Stellar Mergers with HPX-Kokkos and SYCL: Methods of using an Asynchronous Many-Task Runtime System with SYCL

Gregor Daiß, Patrick Diehl, Hartmut Kaiser, Dirk Pflüger
University of Stuttgart
arXiv:2303.08058 [cs.DC], (4 Mar 2023)

@article{daiss2023stellar,

   title={Stellar Mergers with HPX-Kokkos and SYCL: Methods of using an Asynchronous Many-Task Runtime System with SYCL},

   author={Dai{ss}, Gregor and Diehl, Patrick and Kaiser, Hartmut and Pfl{"u}ger, Dirk},

   journal={arXiv preprint arXiv:2303.08058},

   year={2023}

}

Ranging from NVIDIA GPUs to AMD GPUs and Intel GPUs: Given the heterogeneity of available accelerator cards within current supercomputers, portability is a key aspect for modern HPC applications. In Octo-Tiger, we rely on Kokkos and its various execution spaces for portable compute kernels. In turn, we use HPX to coordinate kernel launches, CPU tasks, and communication. This combination allows us to have a fine interleaving between portable CPU/GPU computations and communication, enabling scalability on various supercomputers. However, for HPX and Kokkos to work together optimally, we need to be able to treat Kokkos kernels as HPX tasks. Otherwise, instead of integrating asynchronous Kokkos kernel launches into HPX’s task graph, we would have to actively wait for them with fence commands, which wastes CPU time better spent otherwise. Using an integration layer called HPX-Kokkos, treating Kokkos kernels as tasks already works for some Kokkos execution spaces (like the CUDA one), but not for others (like the SYCL one). In this work, we started making Octo-Tiger and HPX itself compatible with SYCL. To do so, we introduce numerous software changes, most notably an HPX-SYCL integration. This integration allows us to treat SYCL events as HPX tasks, which in turn allows us to better integrate Kokkos by extending the support of HPX-Kokkos to also fully support Kokkos’ SYCL execution space.
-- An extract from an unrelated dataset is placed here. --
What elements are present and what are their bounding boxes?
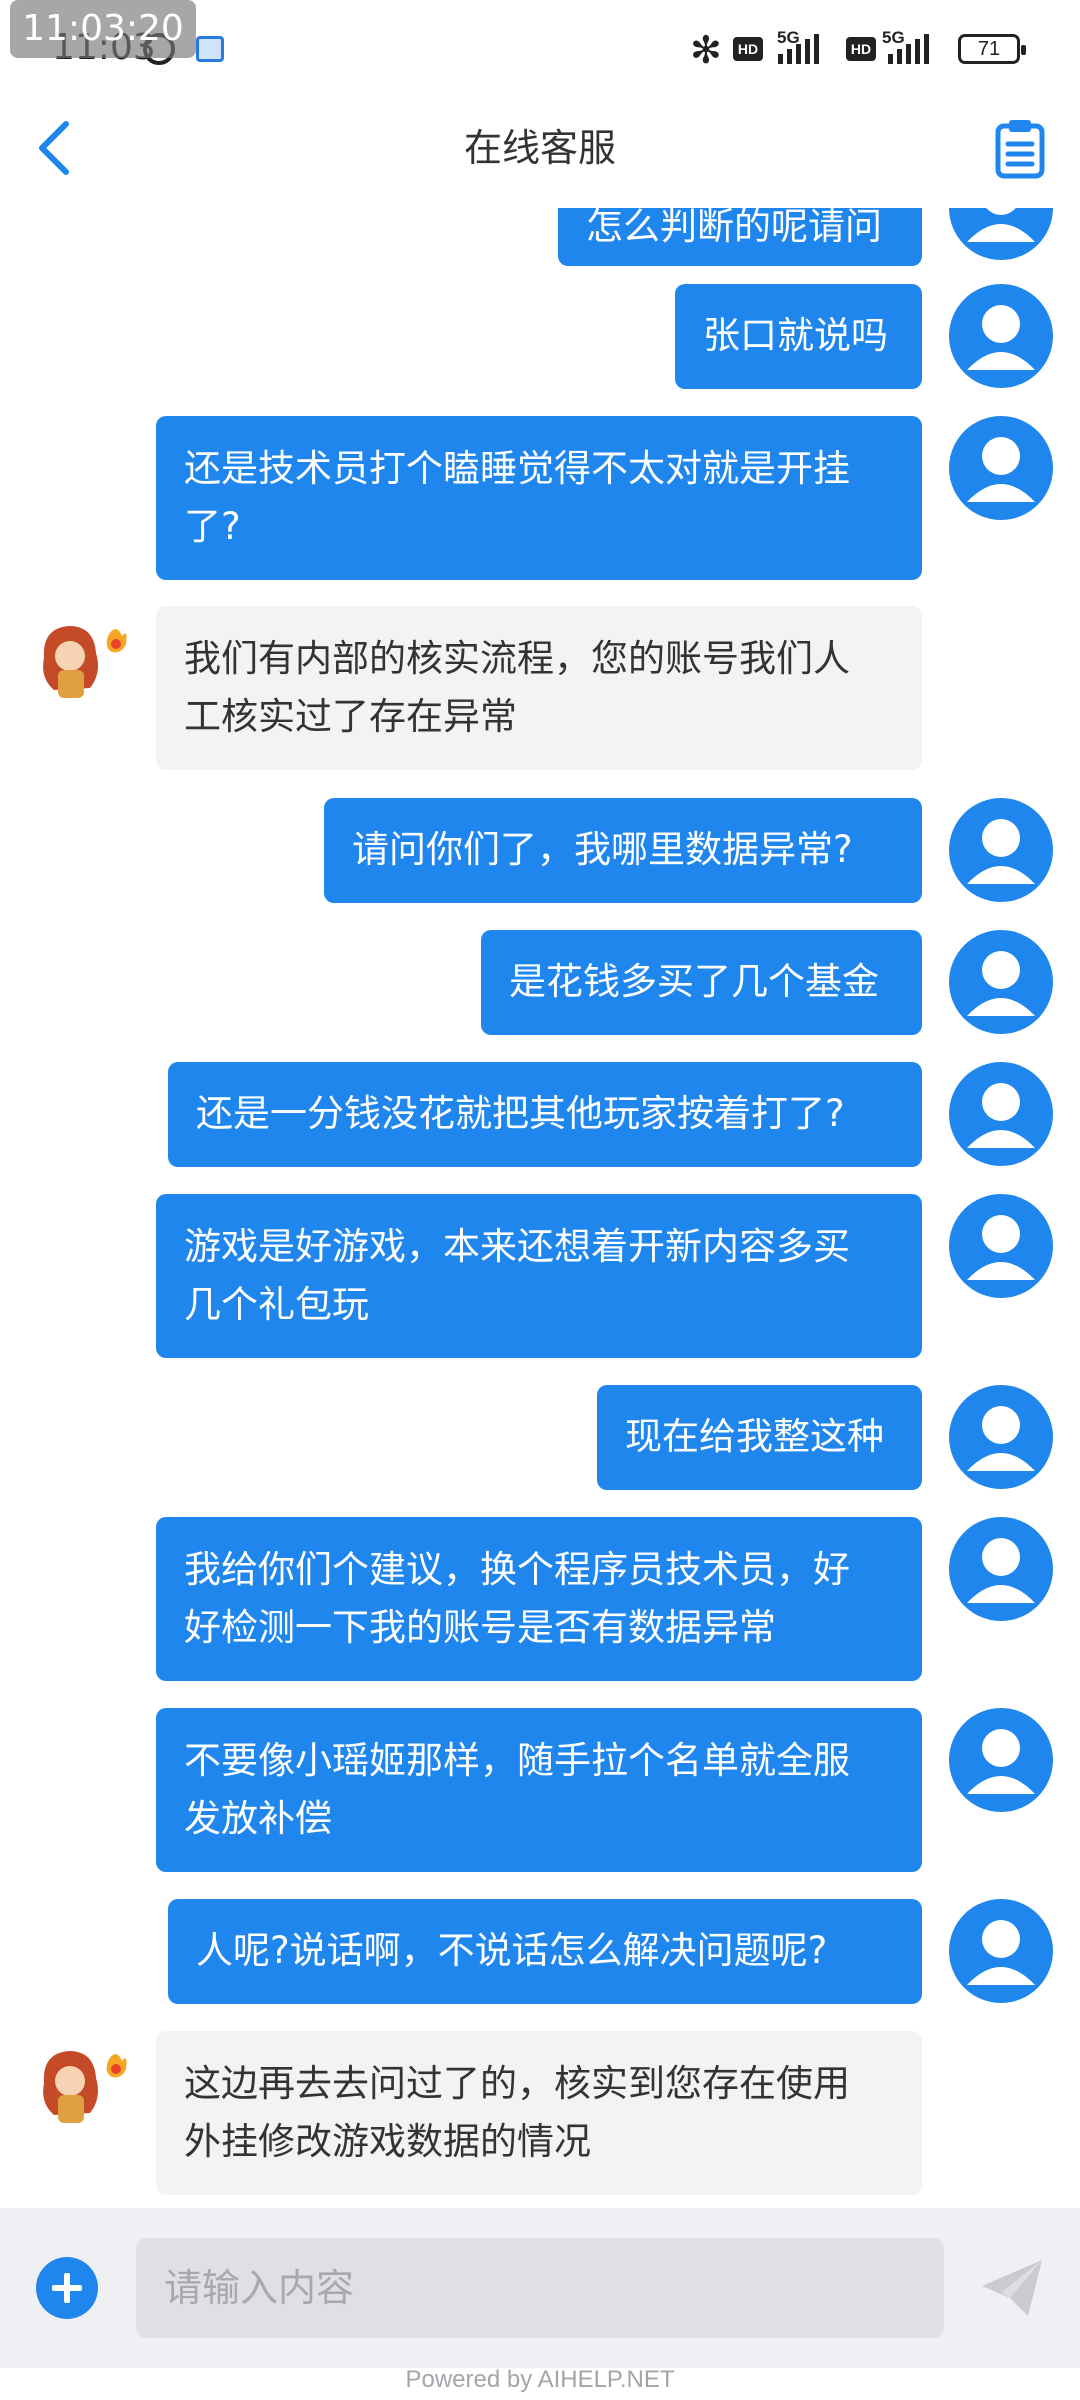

We show two ways to implement this HPX-SYCL integration and test them using Octo-Tiger and its Kokkos kernels, on both an NVIDIA A100 and an AMD MI100. We find modest, yet noticeable, speedups by enabling this integration, even when just running simple single-node scenarios with Octo-Tiger where communication and CPU utilization are not yet an issue.